Kasghar, una ciudad hecha mercado

Mié, 06/07/2017 - 14:06
kASGHAR

Descubrimos de primera mano los encantos de Kasghar (China) a través de su mercado de ganado de los domingos, símbolo de la edad dorada de la ciudad.

Mientras paseaba por los estrechos hutongs pequineses en busca de un restaurante local en el que disfrutar de un buen pato laqueado, me acordé de las palabras de un buen amigo sobre lo fantástico que era el Sunday Market de Kasghar (Xinjiang Province). Escuchar cómo hablaba de aquella ciudad crucial para la Ruta de la Seda, de su población, de sus rasgos culturales, del sabroso pan que cuecen a diario y de los excelentes pinchos de cordero que preparan en cada esquina me llevó a soñar cómo sería ese mercado y qué tendría de especial. Cansado de la polución de Beijing y llevado en volandas por la ilusión, decidí comprar un billete de tren a Urumqui, la capital de esta bella e indómita región autónoma, para conocer de cerca esta mítica urbe y vivir esa experiencia mercantil alejada del café, del periódico y de la terraza de cualquier domingo de nuestras vidas.
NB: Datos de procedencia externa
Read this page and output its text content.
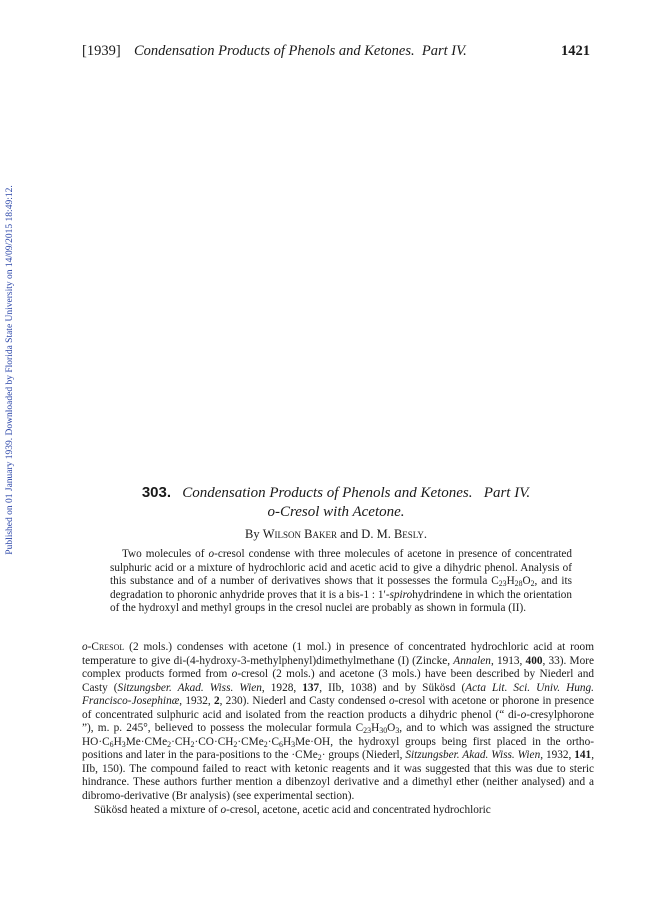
[1939] Condensation Products of Phenols and Ketones. Part IV.	1421
Published on 01 January 1939. Downloaded by Florida State University on 14/09/2015 18:49:12.	303. Condensation Products of Phenols and Ketones. Part IV.
o-Cresol with Acetone.
By Wilson Baker and D. M. Besly.

Two molecules of o-cresol condense with three molecules of acetone in presence of concentrated sulphuric acid or a mixture of hydrochloric acid and acetic acid to give a dihydric phenol. Analysis of this substance and of a number of derivatives shows that it possesses the formula $C_{23}H_{28}O_2$, and its degradation to phoronic anhydride proves that it is a bis-1 : 1′-spirohydrindene in which the orientation of the hydroxyl and methyl groups in the cresol nuclei are probably as shown in formula (II).

o-Cresol (2 mols.) condenses with acetone (1 mol.) in presence of concentrated hydrochloric acid at room temperature to give di-(4-hydroxy-3-methylphenyl)dimethylmethane (I) (Zincke, Annalen, 1913, 400, 33). More complex products formed from o-cresol (2 mols.) and acetone (3 mols.) have been described by Niederl and Casty (Sitzungsber. Akad. Wiss. Wien, 1928, 137, IIb, 1038) and by Sükösd (Acta Lit. Sci. Univ. Hung. Francisco-Josephinæ, 1932, 2, 230). Niederl and Casty condensed o-cresol with acetone or phorone in presence of concentrated sulphuric acid and isolated from the reaction products a dihydric phenol (“ di-o-cresylphorone ”), m. p. 245°, believed to possess the molecular formula $C_{23}H_{30}O_3$, and to which was assigned the structure $HO\cdot C_6H_3Me\cdot CMe_2\cdot CH_2\cdot CO\cdot CH_2\cdot CMe_2\cdot C_6H_3Me\cdot OH$, the hydroxyl groups being first placed in the ortho-positions and later in the para-positions to the ·CMe$_2$· groups (Niederl, Sitzungsber. Akad. Wiss. Wien, 1932, 141, IIb, 150). The compound failed to react with ketonic reagents and it was suggested that this was due to steric hindrance. These authors further mention a dibenzoyl derivative and a dimethyl ether (neither analysed) and a dibromo-derivative (Br analysis) (see experimental section).

Sükösd heated a mixture of o-cresol, acetone, acetic acid and concentrated hydrochloric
Tras 4 días en tren cruzando todo el territorio chino de este a oeste llegué a Urumqui y me dirigí rumbo al sur –casi en la frontera con Pakistán– para llegar a mi destino. Los autobuses partían con frecuencia, así que decidí subirme al que tenía salida inmediata. Al poco rato estaba recorriendo el día y medio de distancia entre ambas ciudades aposentado en el camastro individual de mi sleeper bus. Más allá de los cristales sólo había desierto, la parte más fronteriza del mítico Taklamaklan. Al llegar a Kasghar, los aires imperiales de los grandes edificios de la parte vieja me transportaron a las muchas etapas políticas por las que ha pasado este enclave. De repente, del minarete de Id Kah parecía oírse al muecín de un califato cualquiera llamar a los fieles a la oración. Pero nada como constatar todo el esplendor comercial habido durante siglos, fruto de su envidiable ubicación geográfica entre Oriente, Asia Central y Europa.

kASGHAR

ENCUENTRO ANCESTRAL

El mercado del ganado del domingo, símbolo de lo que una vez fue esta ciudad, es una especie de reunión tribal uigur en la que podemos ver cómo se ponen en marcha las más creativas triquiñuelas comerciales. Ganaderos de todas las regiones de los alrededores se acercan con sus tractores cargados de bóvidos hasta el recinto ferial, un fangal lleno de abrevaderos, sacos de pienso y paja para los animales y carnicerías en las que cuelgan grandes piezas por trocear. El mejor mes para visitarlo posiblemente sea octubre, cuando añadimos al espectáculo todos los colores de la cosecha. La escena la completan los visitantes, los compradores, sus restaurantes y todo el elenco de trabajadores que este negocio reúne a su alrededor. Y de todo ello, lo más destacable y recomendable son los paseos arriba y abajo por las calles, poder fijarse atentamente en las bestias a la espera de que se acerquen sus propietarios para cantar las virtudes del animal y asistir a las arduas negociaciones, que en ocasiones pueden llegar a alargarse toda la jornada mientras las partes buscan un pacto que satisfaga por igual a comprador y vendedor. Esto es Kasghar los domingos, una vetusta y ancestral ciudad convertida en mercado, un lugar al que antiguamente llegaban mercaderes orientales desde el mismísimo Pakistán a través del paso entre montañas del Punjerab Pass o del Kirgistán y que, a pesar de la irrupción de los han, no ha perdido ni un ápice de su encanto, vida y buena energía.